Olympics: Lalova a new meteor in Jones' turbulent universe

As Marion Jones prepares to set off down the long-jump runway at Gateshead Stadium this afternoon, a new threat has emerged to her grand golden ambitions for the Athens Olympics.

Although the United States Anti-Doping Agency are continuing to investigate her relationship with the Bay Area Laboratory Co-operative, the long-time leading lady of track and field has yet to be charged with a doping offence - unlike her partner, Tim Montgomery, who has been summoned to answer charges at a USADA hearing tomorrow.

For the time being at least, Jones is still on course to make it to Athens the month after next. Her hold on her treasured 100m crown, however, is under serious challenge, not just from her country's zealous anti-doping body but also from a Bulgarian athlete who turned 20 only last month.

Amid the latest developments in the Balco case, it has passed without widespread notice that Ivet Lalova, a physical-education student from Sofia, has become the fastest woman of this four-year Olympiad cycle - and by some considerable margin. Running in the European Cup A League meeting in Plovdiv last weekend, she blitzed the 100m in 10.77sec. It was the fastest time for the distance since Jones won the Olympic final in Sydney in September 2000. Jones recorded 10.75 on that occasion. Last weekend, at the Prefontaine Classic in Eugene, the 28-year-old American clocked 11.12 - and finished in fifth place.

Lalova's stunning performance elevated her to sixth on the world all-time list, a mere 0.04sec behind Christine Arron's European record, and just 0.07sec behind Jones's fastest-ever time at sea level. A further measure of its worth was the fact that Lalova's nearest rival, Kim Geavert of Belgium, finished 0.40sec behind her - a considerable margin in sprinting terms. In February, Geavert beat Jones over 60m at the National Indoor Arena in Birmingham.

It represents a huge breakthrough for Lalova, who won the European Junior 100m and 200m titles last year and who started this summer with a best 100m time of 11.14sec. Inevitably, in the current drug-clouded climate, suspicions will have been aroused.

"What can I answer to this?" Lalova's manager, Attila Spiriev, said with more than a little exasperation. "People say she has come out of the blue but in fact she ran 11.14 last year and 11.59 the year before that, so if you look at the graph her progression is a steady one [by 0.45sec last year, by 0.47sec this year]. Obviously it is not going to be easy to continue that now, but if you look at the figures there is a progression.

"She ran 11.06 in Austria at the end of May and we were expecting her to go under 11 seconds last weekend - maybe not quite so far under, but the conditions were perfect in Plovdiv.
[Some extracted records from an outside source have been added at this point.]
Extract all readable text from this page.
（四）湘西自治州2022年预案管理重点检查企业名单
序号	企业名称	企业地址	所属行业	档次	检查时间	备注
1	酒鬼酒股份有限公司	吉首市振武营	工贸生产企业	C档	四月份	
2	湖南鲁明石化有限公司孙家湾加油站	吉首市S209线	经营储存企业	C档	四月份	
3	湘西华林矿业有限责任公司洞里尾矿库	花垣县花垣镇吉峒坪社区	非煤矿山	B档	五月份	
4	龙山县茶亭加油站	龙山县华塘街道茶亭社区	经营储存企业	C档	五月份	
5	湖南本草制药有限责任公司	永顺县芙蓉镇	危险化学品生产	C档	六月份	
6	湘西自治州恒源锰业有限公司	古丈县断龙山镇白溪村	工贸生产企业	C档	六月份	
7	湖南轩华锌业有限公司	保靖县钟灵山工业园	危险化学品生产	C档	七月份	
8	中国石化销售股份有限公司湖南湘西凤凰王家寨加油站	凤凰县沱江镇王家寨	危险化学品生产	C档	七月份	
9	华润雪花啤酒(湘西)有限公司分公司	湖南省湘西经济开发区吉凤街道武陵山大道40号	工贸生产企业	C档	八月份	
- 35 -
"Miss Lalova is an exceptional talent. Even fellow managers and meeting directors were telling me that last summer. We had been expecting her to make a big jump in the indoor season. She ran 22.87 for 200m in a small meeting but then she broke a toe at home in the kitchen."

Four months on, Lalova has the world at her feet. Spiriev has been inundated with offers from meeting promoters bidding to have her in action in the run-up to Athens. The Golden League meeting in Paris on 23 July is the only confirmed date in their diary thus far. Lalova will be back on the training track at the Levski Sofia club today, under the guidance of her young coach Konstantin Milanov, while Jones is busy testing her long-jumping form in the Norwich Union British Grand Prix on Tyneside.
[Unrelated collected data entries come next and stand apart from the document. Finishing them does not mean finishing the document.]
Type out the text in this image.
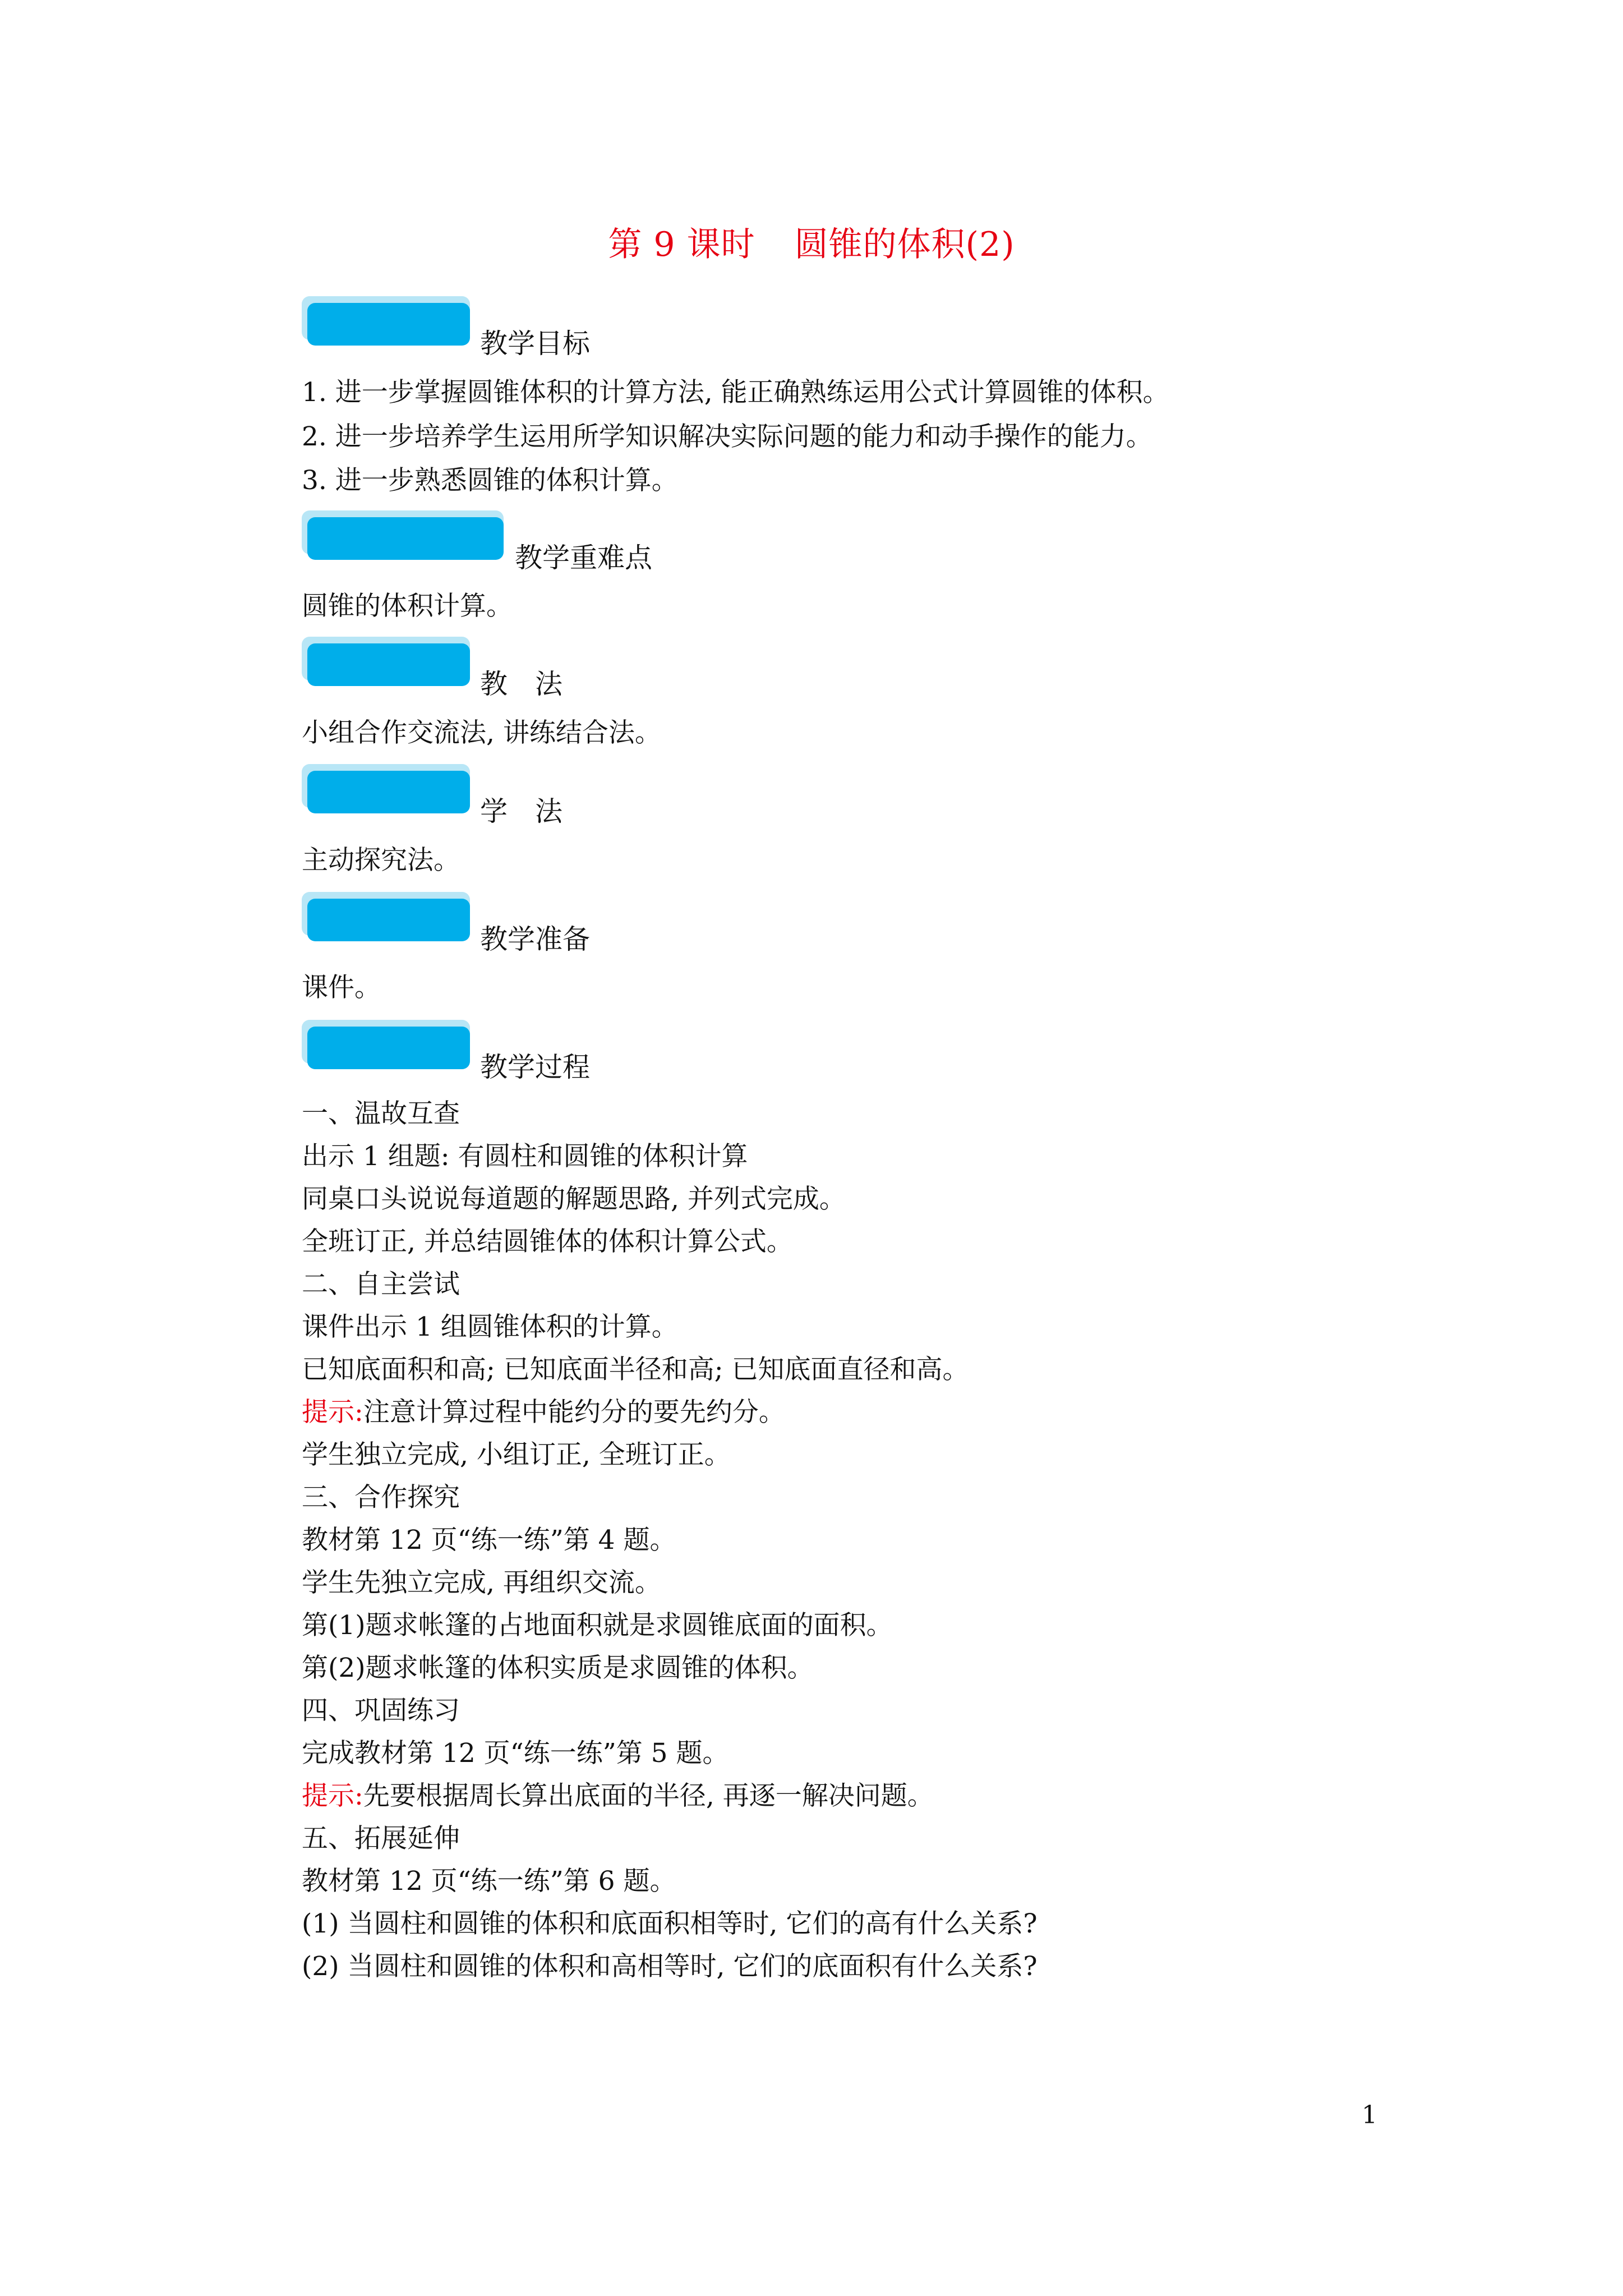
第 9 课时 圆锥的体积(2)
教学目标
1. 进一步掌握圆锥体积的计算方法, 能正确熟练运用公式计算圆锥的体积。
2. 进一步培养学生运用所学知识解决实际问题的能力和动手操作的能力。
3. 进一步熟悉圆锥的体积计算。
教学重难点
圆锥的体积计算。
教　法
小组合作交流法, 讲练结合法。
学　法
主动探究法。
教学准备
课件。
教学过程
一、温故互查
出示 1 组题: 有圆柱和圆锥的体积计算
同桌口头说说每道题的解题思路, 并列式完成。
全班订正, 并总结圆锥体的体积计算公式。
二、自主尝试
课件出示 1 组圆锥体积的计算。
已知底面积和高; 已知底面半径和高; 已知底面直径和高。
提示:注意计算过程中能约分的要先约分。
学生独立完成, 小组订正, 全班订正。
三、合作探究
教材第 12 页“练一练”第 4 题。
学生先独立完成, 再组织交流。
第(1)题求帐篷的占地面积就是求圆锥底面的面积。
第(2)题求帐篷的体积实质是求圆锥的体积。
四、巩固练习
完成教材第 12 页“练一练”第 5 题。
提示:先要根据周长算出底面的半径, 再逐一解决问题。
五、拓展延伸
教材第 12 页“练一练”第 6 题。
(1) 当圆柱和圆锥的体积和底面积相等时, 它们的高有什么关系?
(2) 当圆柱和圆锥的体积和高相等时, 它们的底面积有什么关系?
1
It was in the long jump that Jones's much-heralded "drive for five" Olympic gold medals came to grief in Sydney four years ago. In Athens her first hurdle will be the 100m, and Lalova - if she makes it to the Greek capital, that is.

In an interview with the Associated Press on Friday, Jones spoke defiantly about her battle to clear her name, and declared her intention to chase gold not just in Athens but also in the Beijing Olympics in 2008. "Monty will be five years old in 2008," she said, referring to her infant son, Tim Montgomery Jnr. "I can't wait for him to see his mom compete."
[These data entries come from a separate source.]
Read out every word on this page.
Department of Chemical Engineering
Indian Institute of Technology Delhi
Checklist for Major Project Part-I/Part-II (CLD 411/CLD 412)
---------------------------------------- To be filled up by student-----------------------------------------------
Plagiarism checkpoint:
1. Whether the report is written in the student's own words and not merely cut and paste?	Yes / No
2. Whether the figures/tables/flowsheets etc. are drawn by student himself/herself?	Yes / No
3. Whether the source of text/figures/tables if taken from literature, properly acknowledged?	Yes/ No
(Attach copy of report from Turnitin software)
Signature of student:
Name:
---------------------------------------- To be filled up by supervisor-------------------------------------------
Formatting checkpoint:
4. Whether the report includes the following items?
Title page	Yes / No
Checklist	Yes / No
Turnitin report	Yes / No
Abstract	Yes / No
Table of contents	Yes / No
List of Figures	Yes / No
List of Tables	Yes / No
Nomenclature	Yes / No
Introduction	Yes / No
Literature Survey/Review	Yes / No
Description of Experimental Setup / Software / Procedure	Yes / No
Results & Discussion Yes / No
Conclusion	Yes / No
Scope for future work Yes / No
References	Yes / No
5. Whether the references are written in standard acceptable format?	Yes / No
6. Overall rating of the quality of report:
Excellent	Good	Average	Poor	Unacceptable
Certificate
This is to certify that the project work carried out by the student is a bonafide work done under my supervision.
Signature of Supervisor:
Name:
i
"I am fighting to preserve something that is priceless: my reputation," Jones added. "There are other Olympic Games. I have only one reputation, and that is what I am fighting to preserve. When I am off the track, this Balco situation has been somewhat of a distraction. But when I am on the track, I am totally focused on the task at hand - training hard, running fast and winning gold in Athens."

It is a task that has been suddenly made all the harder by a burgeoning 20-year-old Bulgarian.